Was hoping to embed this but not having any luck.

Peace,
HG


----------



## ozzydiodude (Jan 24, 2014)

What is your light reg I see led and hd lighting in the video it looks like


----------



## P Jammers (Jan 25, 2014)

ozzydiodude said:
			
		

> What is your light reg I see led and hd lighting in the video it looks like


Actually what you see I am quite sure is an adjustable LED that you can change from veg to flower. Familiar with the fixtures, but not the brand.


----------



## WeedHopper (Jan 25, 2014)

Someone was looking for you PJ,,to ask questions about LEDS. Cant remember which thread it was. 
Found it PJ,,,,,
http://www.marijuanapassion.com/forum/showpost.php?p=868006&postcount=26


----------



## The Hemp Goddess (Jan 25, 2014)

That is not actual time lapse photography.  They turn the video on, then turn it off, then turn it on again.  Anything can be happening between those times.....One of the reasons I really dislike Yoyu Tube.


----------



## Horace Greely (Jan 26, 2014)

ozzydiodude said:
			
		

> What is your light reg I see led and hd lighting in the video it looks like



Just standard LED fixtures.  No convertables, no HID with some homemade LED's for side lighting.  Probably eliminate the side lighting next run.


----------



## Horace Greely (Jan 26, 2014)

The Hemp Goddess said:
			
		

> That is not actual time lapse photography.  They turn the video on, then turn it off, then turn it on again.  Anything can be happening between those times.....One of the reasons I really dislike Yoyu Tube.

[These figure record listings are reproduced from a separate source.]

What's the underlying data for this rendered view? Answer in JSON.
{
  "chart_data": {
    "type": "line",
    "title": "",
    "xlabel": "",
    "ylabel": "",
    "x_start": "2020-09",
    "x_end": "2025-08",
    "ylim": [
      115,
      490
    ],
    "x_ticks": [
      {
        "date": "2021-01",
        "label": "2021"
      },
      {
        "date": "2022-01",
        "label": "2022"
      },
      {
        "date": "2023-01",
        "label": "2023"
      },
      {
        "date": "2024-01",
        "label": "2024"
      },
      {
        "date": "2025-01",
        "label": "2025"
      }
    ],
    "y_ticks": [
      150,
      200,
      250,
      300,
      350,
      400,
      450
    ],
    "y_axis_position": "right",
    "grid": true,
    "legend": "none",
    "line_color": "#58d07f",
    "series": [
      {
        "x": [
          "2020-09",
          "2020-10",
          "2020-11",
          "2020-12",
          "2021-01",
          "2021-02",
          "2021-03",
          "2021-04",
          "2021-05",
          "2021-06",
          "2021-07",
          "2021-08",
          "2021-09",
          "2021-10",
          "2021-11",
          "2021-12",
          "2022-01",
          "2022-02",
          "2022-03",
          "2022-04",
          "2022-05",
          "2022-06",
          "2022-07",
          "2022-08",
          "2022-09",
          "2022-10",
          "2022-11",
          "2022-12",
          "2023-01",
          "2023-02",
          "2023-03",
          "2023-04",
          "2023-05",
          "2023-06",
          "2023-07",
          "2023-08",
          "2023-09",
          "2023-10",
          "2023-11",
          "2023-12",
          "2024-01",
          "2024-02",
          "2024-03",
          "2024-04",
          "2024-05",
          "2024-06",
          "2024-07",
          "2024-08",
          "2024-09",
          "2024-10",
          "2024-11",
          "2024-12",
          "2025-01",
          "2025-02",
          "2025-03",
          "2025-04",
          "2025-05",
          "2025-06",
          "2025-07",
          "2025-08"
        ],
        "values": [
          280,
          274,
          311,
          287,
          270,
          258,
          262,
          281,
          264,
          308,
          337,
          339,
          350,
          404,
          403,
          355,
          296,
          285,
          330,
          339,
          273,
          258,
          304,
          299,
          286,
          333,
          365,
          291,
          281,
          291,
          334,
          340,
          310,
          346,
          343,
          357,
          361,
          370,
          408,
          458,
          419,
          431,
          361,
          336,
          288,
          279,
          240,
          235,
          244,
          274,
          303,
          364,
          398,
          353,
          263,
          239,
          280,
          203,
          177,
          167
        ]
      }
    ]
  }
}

Like the lights being off maybe ?  

HG


----------



## Horace Greely (Jan 26, 2014)

These are from the opposite side running 2 240's...


----------



## robertr (Feb 14, 2014)

Apollo's use 3 watt led's with lenses. 5 watt led's without lenses would be better.


----------



## davemedinis (Apr 10, 2014)

Hi, HG, any updates?


----------



## Horace Greely (Apr 10, 2014)

davemedinis said:


> Hi, HG, any updates?



Those were chopped in January.  I think the total haul was just over 12 ounces but I had some issues with the NL Re-Veg plant.  In its grow from seed it produced almost 7 itself and that was after i dropped a light on it.  Lost the 2 top main branches so subtract 2 ounces in my estimation.

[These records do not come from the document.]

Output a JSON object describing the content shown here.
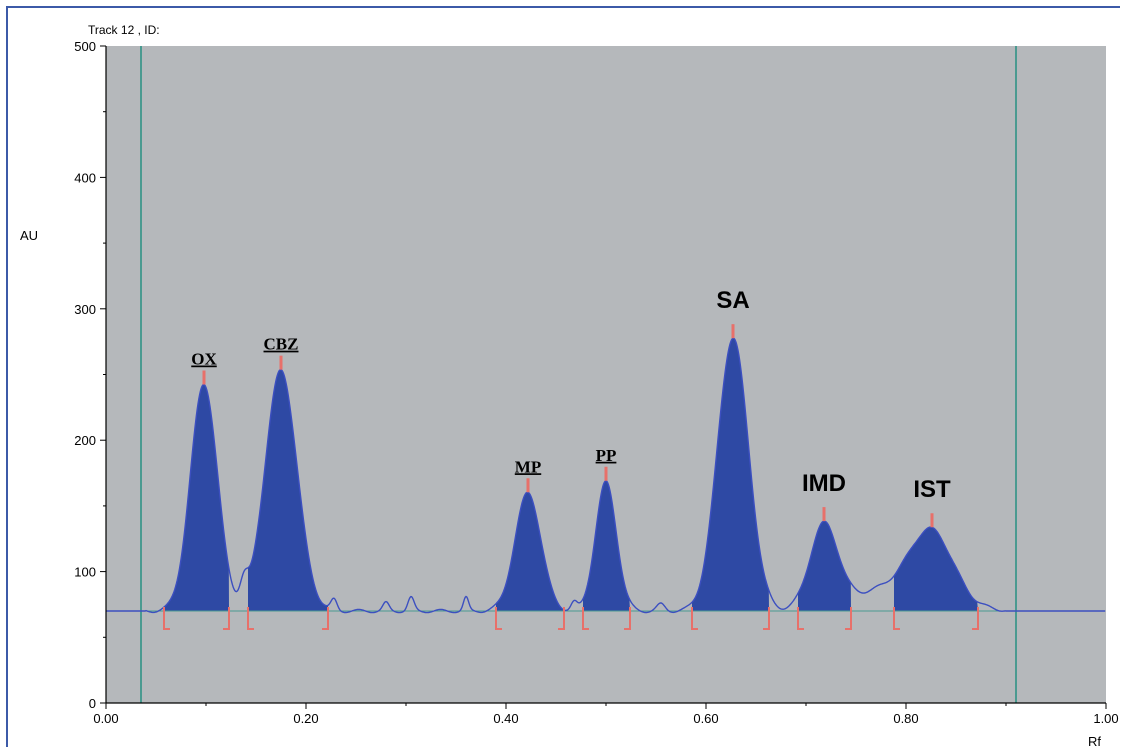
{
  "chart_data": {
    "type": "area",
    "title": "Track  12 , ID:",
    "xlabel": "Rf",
    "ylabel": "AU",
    "xlim": [
      0.0,
      1.0
    ],
    "ylim": [
      0,
      500
    ],
    "x_ticks": [
      "0.00",
      "0.20",
      "0.40",
      "0.60",
      "0.80",
      "1.00"
    ],
    "y_ticks": [
      "0",
      "100",
      "200",
      "300",
      "400",
      "500"
    ],
    "grid": false,
    "baseline": 70,
    "start_marker_rf": 0.035,
    "end_marker_rf": 0.91,
    "colors": {
      "plot_bg": "#b5b8bb",
      "fill": "#2e49a4",
      "line": "#3c4fc0",
      "marker": "#e8706a",
      "baseline": "#4a9a90",
      "frame": "#3c5aa8"
    },
    "peaks": [
      {
        "label": "OX",
        "rf": 0.098,
        "height": 243,
        "sigma": 0.0135,
        "start": 0.058,
        "end": 0.123,
        "style": "serif"
      },
      {
        "label": "CBZ",
        "rf": 0.175,
        "height": 253,
        "sigma": 0.016,
        "start": 0.142,
        "end": 0.222,
        "style": "serif"
      },
      {
        "label": "MP",
        "rf": 0.422,
        "height": 160,
        "sigma": 0.013,
        "start": 0.39,
        "end": 0.458,
        "style": "serif"
      },
      {
        "label": "PP",
        "rf": 0.5,
        "height": 168,
        "sigma": 0.0105,
        "start": 0.477,
        "end": 0.524,
        "style": "serif"
      },
      {
        "label": "SA",
        "rf": 0.627,
        "height": 278,
        "sigma": 0.0155,
        "start": 0.586,
        "end": 0.663,
        "style": "sans"
      },
      {
        "label": "IMD",
        "rf": 0.718,
        "height": 133,
        "sigma": 0.014,
        "start": 0.692,
        "end": 0.745,
        "style": "sans"
      },
      {
        "label": "IST",
        "rf": 0.826,
        "height": 120,
        "sigma": 0.021,
        "start": 0.788,
        "end": 0.872,
        "style": "sans"
      }
    ]
  }
}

I am testing Induction lights the TESLA-300 and TESLA-500 for bloom.  Just need to splice together the time lapse for the veg under the 300.  I will post that somewhere when I get a chance maybe here at MP.

HG 

View attachment IMG_0045.jpg


----------



## Rosebud (Apr 10, 2014)

Very nice, thank you.


----------



## 7greeneyes (Apr 10, 2014)

I've wanted to do a from rooted clone to harvest recording but never have. No matter what methods used to record your lovely ladies, it was really cool


----------



## Horace Greely (Apr 11, 2014)

I bought a cheap $30 JVC Everio off of Fleabay.  Takes a snap every 80 seconds so it needs to be speeded up.  The only downfall is that the camera needs to be reset every 4 days.  Think we missed one early in the process but you get the drift....

HG


----------



## Horace Greely (Apr 11, 2014)

Rosebud said:


> Very nice, thank you.



The inductions tend to produce a very "leggy" plant during veg.  Some LST or a lot of  pinching counters that to an extent.  Hoping for limited stretch during flower with the Purple spectrum of the TESLA-500.  We shall see.

In the future I will run Veggie Bomb LED's for growth.  Most compact plants I have ever seen.  I will then run 2 teslas (400 & 500) with the side lighting you can see in the pics.  I am keeping them off just to see how the EFDL's do by themselves. 

I am predicting about 1.8-1.9 GPW this run and should exceed 2.0 if all goes as planned.

HG


----------